Numerical Methods, Solvers & HPC
This section addresses: how to discretize physical equations into computable forms, how to design solvers for stable and efficient convergence, and how to leverage multi-core, multi-node parallelism for large-scale cases.
1. Discretization Methods
Different frameworks (FVM / FEM / DG) have different applicable scenarios. Selection must consider both physical problem characteristics and subsequent solver complexity and parallel-friendliness.
- 1.1 Finite Volume Method (FVM) Control-volume based integral form, naturally conservative; suitable for convection-dominated CFD problems. Includes: reconstruction (linear, WENO), flux computation (Roe, AUSM+, HLLC), limiters.
- 1.2 Finite Element Method (FEM) Variational principle based, suitable for elliptic/parabolic problems, widely used in structural mechanics. In CFD, more common for incompressible flow, heat transfer.

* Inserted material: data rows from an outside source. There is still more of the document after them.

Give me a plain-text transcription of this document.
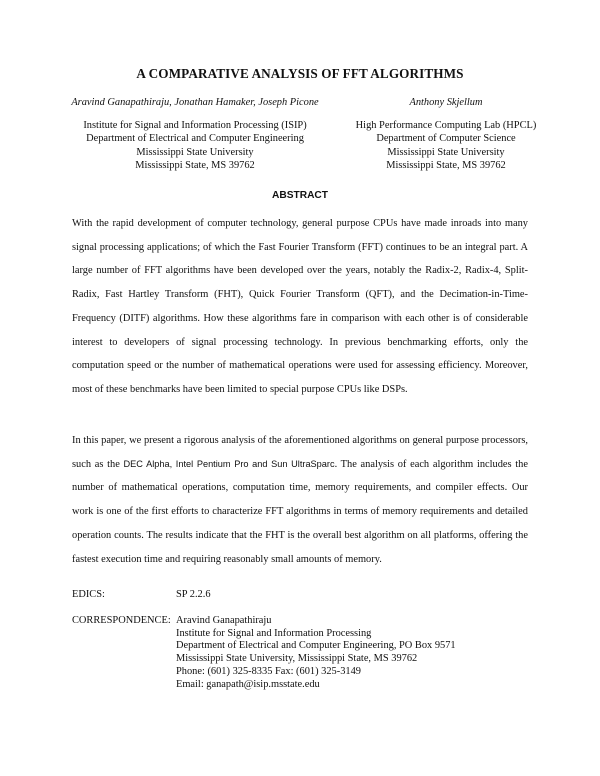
A COMPARATIVE ANALYSIS OF FFT ALGORITHMS
Aravind Ganapathiraju, Jonathan Hamaker, Joseph Picone
Institute for Signal and Information Processing (ISIP)
Department of Electrical and Computer Engineering
Mississippi State University
Mississippi State, MS 39762
Anthony Skjellum
High Performance Computing Lab (HPCL)
Department of Computer Science
Mississippi State University
Mississippi State, MS 39762
ABSTRACT
With the rapid development of computer technology, general purpose CPUs have made inroads into many signal processing applications; of which the Fast Fourier Transform (FFT) continues to be an integral part. A large number of FFT algorithms have been developed over the years, notably the Radix-2, Radix-4, Split-Radix, Fast Hartley Transform (FHT), Quick Fourier Transform (QFT), and the Decimation-in-Time-Frequency (DITF) algorithms. How these algorithms fare in comparison with each other is of considerable interest to developers of signal processing technology. In previous benchmarking efforts, only the computation speed or the number of mathematical operations were used for assessing efficiency. Moreover, most of these benchmarks have been limited to special purpose CPUs like DSPs.
In this paper, we present a rigorous analysis of the aforementioned algorithms on general purpose processors, such as the DEC Alpha, Intel Pentium Pro and Sun UltraSparc. The analysis of each algorithm includes the number of mathematical operations, computation time, memory requirements, and compiler effects. Our work is one of the first efforts to characterize FFT algorithms in terms of memory requirements and detailed operation counts. The results indicate that the FHT is the overall best algorithm on all platforms, offering the fastest execution time and requiring reasonably small amounts of memory.
EDICS:	SP 2.2.6
CORRESPONDENCE: Aravind Ganapathiraju
Institute for Signal and Information Processing
Department of Electrical and Computer Engineering, PO Box 9571
Mississippi State University, Mississippi State, MS 39762
Phone: (601) 325-8335 Fax: (601) 325-3149
Email: ganapath@isip.msstate.edu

- 1.3 Discontinuous Galerkin (DG) Combines FVM conservation and FEM high accuracy; suitable for high-precision needs and multiphysics coupling. Higher computational cost but advantages in specific scenarios.
- 1.4 Grid Types & Adaptivity Structured/unstructured, polyhedral meshes, adaptive refinement; how grid types affect discretization and solving.
2. Time Integration
- 2.1 Explicit Methods Runge-Kutta multi-step, timestep constraints (CFL condition), stability analysis. Suitable for convection-dominated, short timescale problems.
- 2.2 Implicit Methods Backward Euler, Crank-Nicolson, implicit Runge-Kutta. Larger timesteps possible but require linear/nonlinear system solving.
- 2.3 Dual Time Stepping Using explicit methods for pseudo-time in implicit framework; balances stability and efficiency. Widely used in compressible flow solvers.
- 2.4 Timestep Control Adaptive timesteps, local timesteps, multi-timescale problems (e.g., fast/slow reactions in combustion).
3. Linear Solvers
Core of implicit methods is solving sparse linear systems—this is the performance bottleneck and key to parallelization.
-
3.1 Krylov Subspace Methods
- CG (Conjugate Gradient): symmetric positive definite systems, common in structural mechanics.
- GMRES / BiCGStab: non-symmetric systems, typical for CFD Jacobian matrices.
- Restart strategies, convergence criteria, residual monitoring.
-
3.2 Preconditioning
- Classical: Jacobi, Gauss-Seidel, ILU.
- Multigrid: V-cycle, W-cycle, highly effective in CFD.
- Approximate inverses, sparse approximate inverses (SPAI).
- Parallelization: how to parallelize without sacrificing effectiveness.
- 3.3 Direct vs Iterative When to use direct (LU, Cholesky), when iterative is necessary. Trade-offs for large sparse systems.
4. Nonlinear Solvers
- 4.1 Newton-Raphson Linearization of nonlinear systems, Jacobian construction (analytical vs numerical), convergence criteria.
- 4.2 Quasi-Newton BFGS, Broyden—avoid explicit Jacobian construction, suitable when Jacobian computation is expensive.
- 4.3 Nonlinear Preconditioning & Damping Line search, trust region methods, improving Newton robustness.
- 4.4 Fully Coupled vs Segregated Pressure-velocity coupling (SIMPLE, PISO, Coupled), multiphysics coupling strategies.
5. HPC & Parallel Computing
From single-core to multi-core, single-node to clusters: how to make algorithms fully utilize hardware resources.
-
5.1 Parallel Models
- OpenMP: shared memory, suitable for single-node multi-core.
- MPI: distributed memory, suitable for multi-node clusters.
- Hybrid: MPI + OpenMP, common on supercomputers.
- GPU: CUDA / OpenCL, suitable for data-parallel operators.
-
5.2 Domain Decomposition & Load Balancing
- METIS, ParMETIS for partitioning.
- Static vs dynamic load balancing for non-uniform computational loads.
- Minimizing inter-process communication, improving parallel efficiency.
-
5.3 Performance Optimization
- Cache-friendly: data locality, memory access pattern optimization.
- Vectorization: SIMD instructions, compiler optimization.
- Profiling: gprof, perf, Intel VTune.
- Bottleneck identification: computation vs communication vs I/O.
6. My Practice
Currently focused on:
- Implicit scheme design and implementation in compressible CFD solvers.
- Krylov solvers and multigrid preconditioners for sparse linear systems.
- Load balancing and communication optimization in MPI parallel contexts.
- Matrix operator acceleration and performance tuning on custom chips.
Specific algorithm implementations, performance analysis, and optimization experience will be detailed in projects and technical notes.